Douglas A. McIntyre is the co-founder, chief executive officer and editor in chief of 24/7 Wall St. and 24/7 Tempo. He has held these jobs since 2006.

McIntyre has written thousands of articles for 24/7 Wall St. He is an expert on corporate finance, the automotive industry, media companies and international finance. He has edited articles on national demographics, sports, personal income and travel.

His work has been quoted or mentioned in The New York Times, The Wall Street Journal, Los Angeles Times, The Washington Post, NBC News, Time, The New Yorker, HuffPost USA Today, Business Insider, Yahoo, AOL, MarketWatch, The Atlantic, Bloomberg, New York Post, Chicago Tribune, Forbes, The Guardian and many other major publications. McIntyre has been a guest on CNBC, the BBC and television and radio stations across the country.

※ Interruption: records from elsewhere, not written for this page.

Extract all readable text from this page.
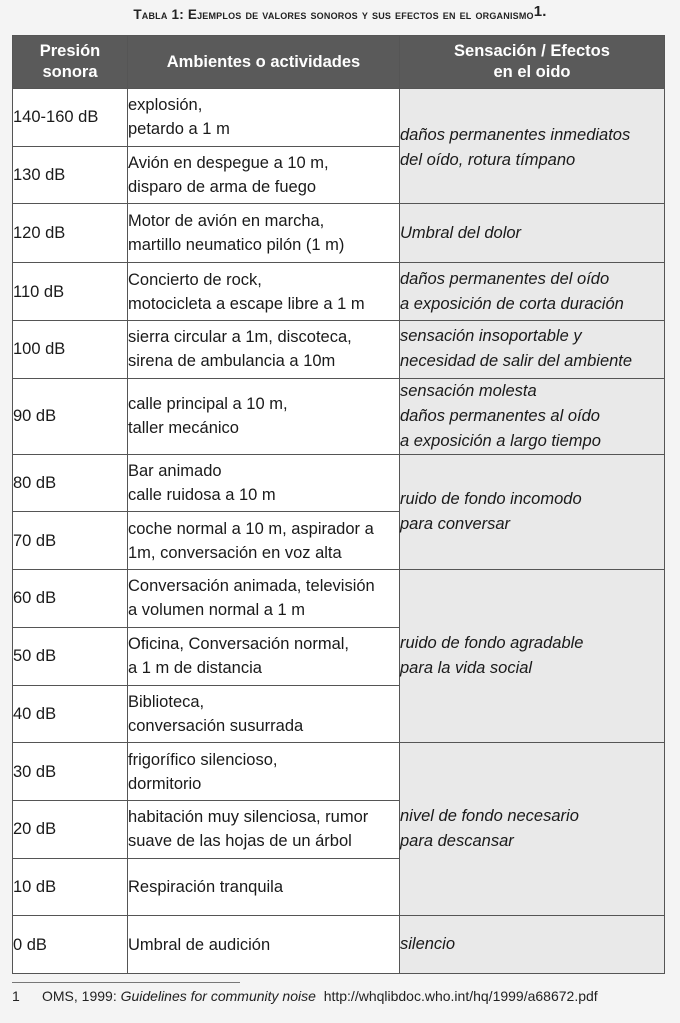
Tabla 1: Ejemplos de valores sonoros y sus efectos en el organismo1.
Presión
sonora	Ambientes o actividades	Sensación / Efectos
en el oido

140-160 dB	explosión,
petardo a 1 m	daños permanentes inmediatos
del oído, rotura tímpano

130 dB	Avión en despegue a 10 m,
disparo de arma de fuego	

120 dB	Motor de avión en marcha,
martillo neumatico pilón (1 m)	Umbral del dolor

110 dB	Concierto de rock,
motocicleta a escape libre a 1 m	daños permanentes del oído
a exposición de corta duración

100 dB	sierra circular a 1m, discoteca,
sirena de ambulancia a 10m	sensación insoportable y
necesidad de salir del ambiente

90 dB	calle principal a 10 m,
taller mecánico	sensación molesta
daños permanentes al oído
a exposición a largo tiempo

80 dB	Bar animado
calle ruidosa a 10 m	ruido de fondo incomodo
para conversar

70 dB	coche normal a 10 m, aspirador a
1m, conversación en voz alta	

60 dB	Conversación animada, televisión
a volumen normal a 1 m	ruido de fondo agradable
para la vida social

50 dB	Oficina, Conversación normal,
a 1 m de distancia	

40 dB	Biblioteca,
conversación susurrada	

30 dB	frigorífico silencioso,
dormitorio	nivel de fondo necesario
para descansar

20 dB	habitación muy silenciosa, rumor
suave de las hojas de un árbol	

10 dB	Respiración tranquila	

0 dB	Umbral de audición	silencio
1 OMS, 1999: Guidelines for community noise http://whqlibdoc.who.int/hq/1999/a68672.pdf
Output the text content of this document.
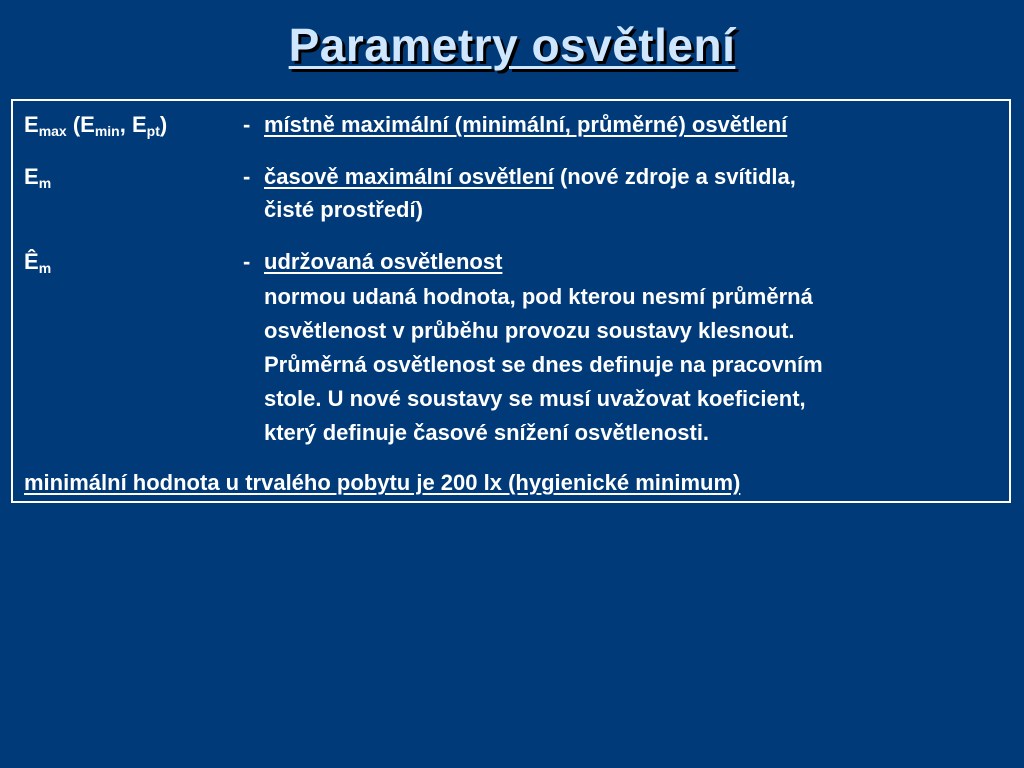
Parametry osvětlení
$E_{max}$ ($E_{min}$, $E_{pt}$)	- místně maximální (minimální, průměrné) osvětlení
$E_m$	- časově maximální osvětlení (nové zdroje a svítidla,
čisté prostředí)
$Ê_m$	- udržovaná osvětlenost
normou udaná hodnota, pod kterou nesmí průměrná
osvětlenost v průběhu provozu soustavy klesnout.
Průměrná osvětlenost se dnes definuje na pracovním
stole. U nové soustavy se musí uvažovat koeficient,
který definuje časové snížení osvětlenosti.
minimální hodnota u trvalého pobytu je 200 lx (hygienické minimum)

A magna cum laude graduate of Harvard College, McIntyre also was president of The Harvard Advocate. Founded in 1866, the Advocate is the oldest college publication in the United States.

TheStreet.com, Comps.com and Edgar Online are some of the public companies for which McIntyre served on the board of directors. He was a Vicinity Corporation board member when the company was sold to Microsoft in 2002. He served on the audit committees of some of these companies.

McIntyre has been the CEO of FutureSource, a provider of trading terminals and news to commodities and futures traders. He was president of Switchboard, the online phone directory company. He served as chairman and CEO of On2 Technologies, the video compression company that provided video compression software for Adobe’s Flash. Google bought On2 in 2009.